2009 Lamborghini Gallardo LP 560-4. Click image to enlarge
Manufacturer’s web site
By Dustin A. Woods; photos courtesy Lamborghini
2009 Lamborghini Gallardo
Las Vegas, Nevada – It’s hard to believe that it has been six years since the unveiling of the original game-changing Gallardo. Back in 2003 at the Geneva Auto Salon, Lamborghini revealed what would become yet another iconic supercar, continuing the bold tradition the legendary automaker has enjoyed. This ‘entry-level’ Lamborghini was a bold step for the exclusive super sports car maker. By attempting to increase production and sales of a more inexpensive Murcielago alternative, they not only risked reducing the exclusivity of the brand, but they could have decreased demand for their flagship model. Another exclusive Italian automaker did just that in the 1980’s with dismal results. In order to avoid a potential defamation of character lawsuit, I won’t divulge the name of that automaker but I will give you a hint: Mondial. Five years and over 7,100 Gallardos later, Lamborghini proved that increasing production and expanding their product line-up simply resulted in them selling more cars, period.

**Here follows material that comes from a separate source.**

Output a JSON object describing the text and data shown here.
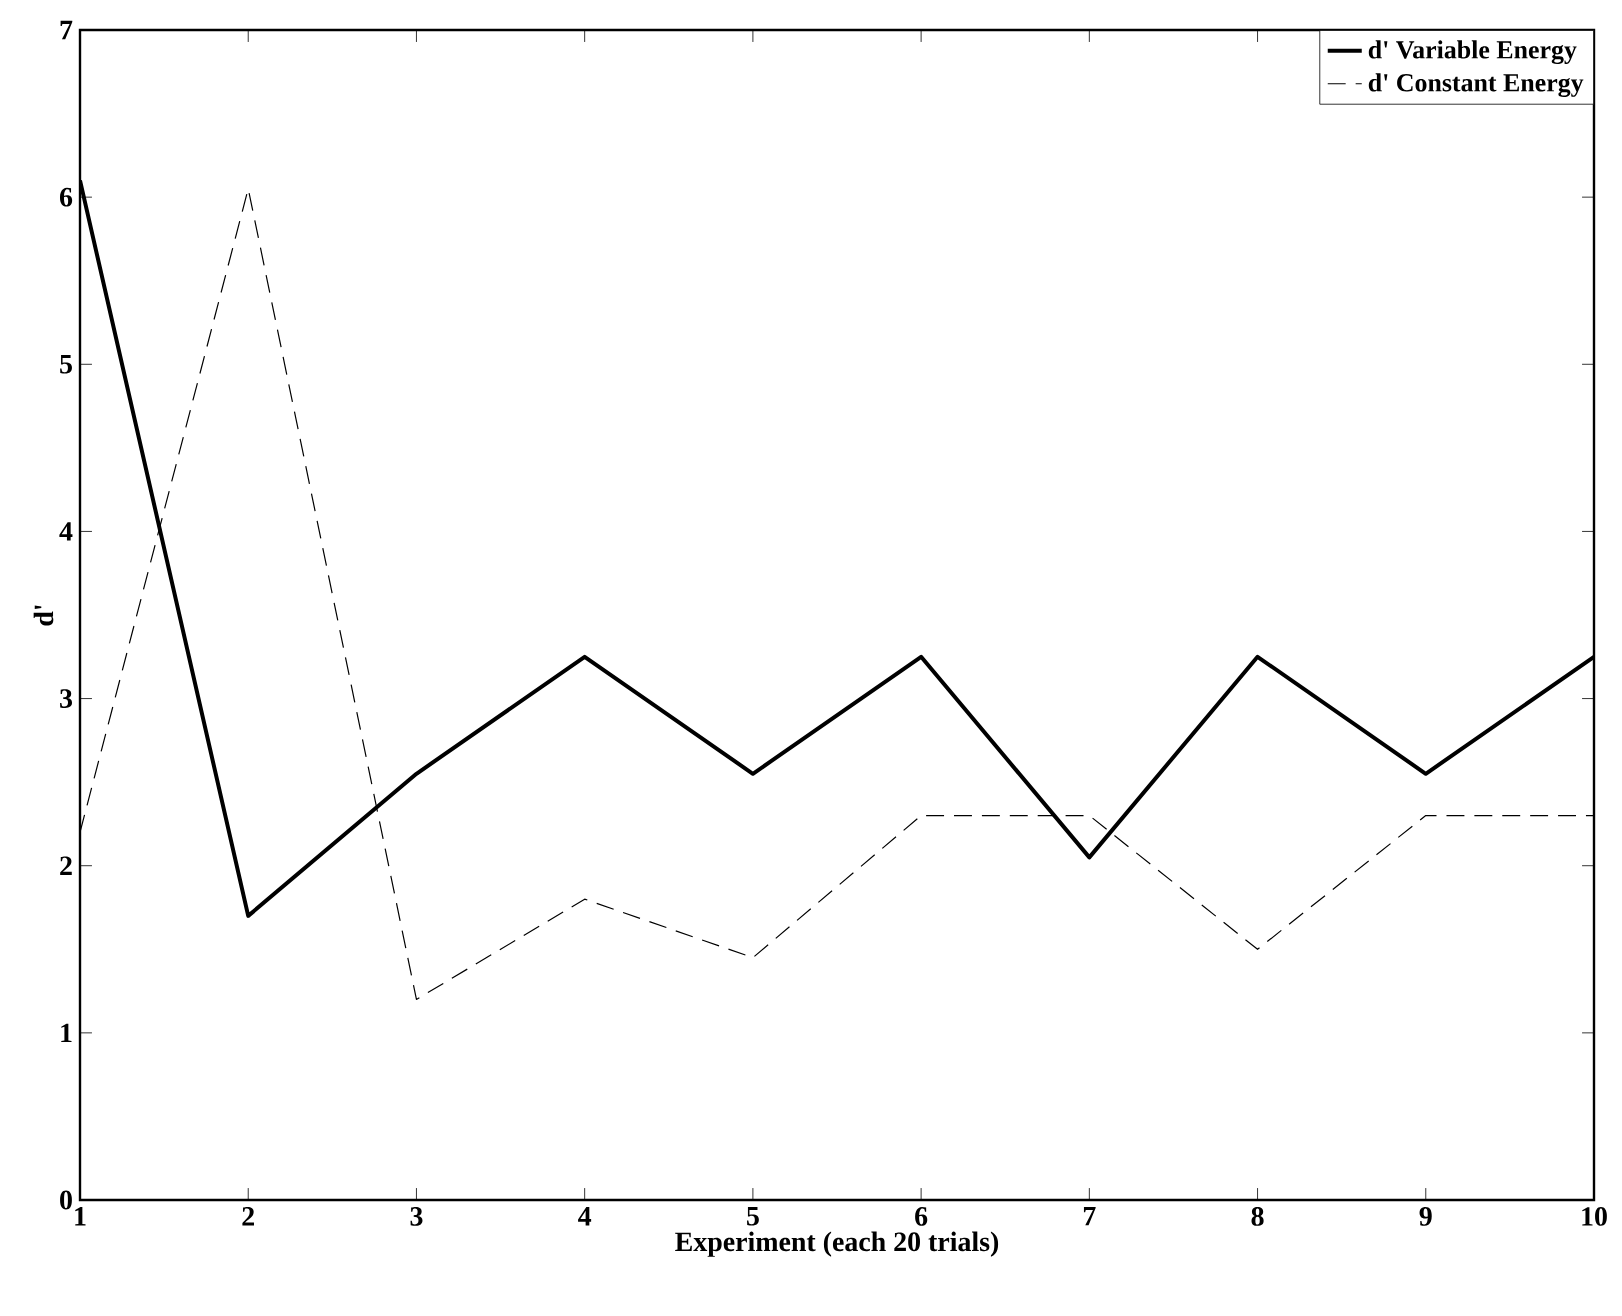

Anticipation for the updated Gallardo was considerable: could it be significantly better than the original without outshining the LP640? Could it possibly draw on the styling of the previous Gallardo while still appearing fresh and innovative? The answers to the two previous questions happen to be a resounding and unequivocal “yes”. Having the opportunity to track-test the preceding Gallardo earlier this year, I felt I had a suitable basis of comparison to judge the new model. The moment I slid into the cockpit of the Gallardo successor, I could tell that things had changed. The new interior isn’t significantly different, but dissimilar enough to be an improvement. For me, one of the unparalleled highlights of any exotic supercar is the sound – and firing up the LP560 is no different. The fact that each Lamborghini is assembled by hand in Sant’ Agata Bolognese, Italy means that each car has a distinctive pitch while still sounding uniquely Lamborghini.
So what makes the new Gallardo, new? Maurizio Reggiani, Lamborghini’s Director of Research and Development summed up some of the improvements during a dinner discussion by saying, “Weight has been reduced, power increased and emissions lowered.” That certainly isn’t a bad start, to say the least. The figures are impressive indeed as they are either rivalled or increased over that of the previous generation Superleggera. The LP560 weighs 20 kilograms less than the preceding Gallardo while gaining 39 hp, 22 ft-lbs of torque and expelling 18 per cent less emissions.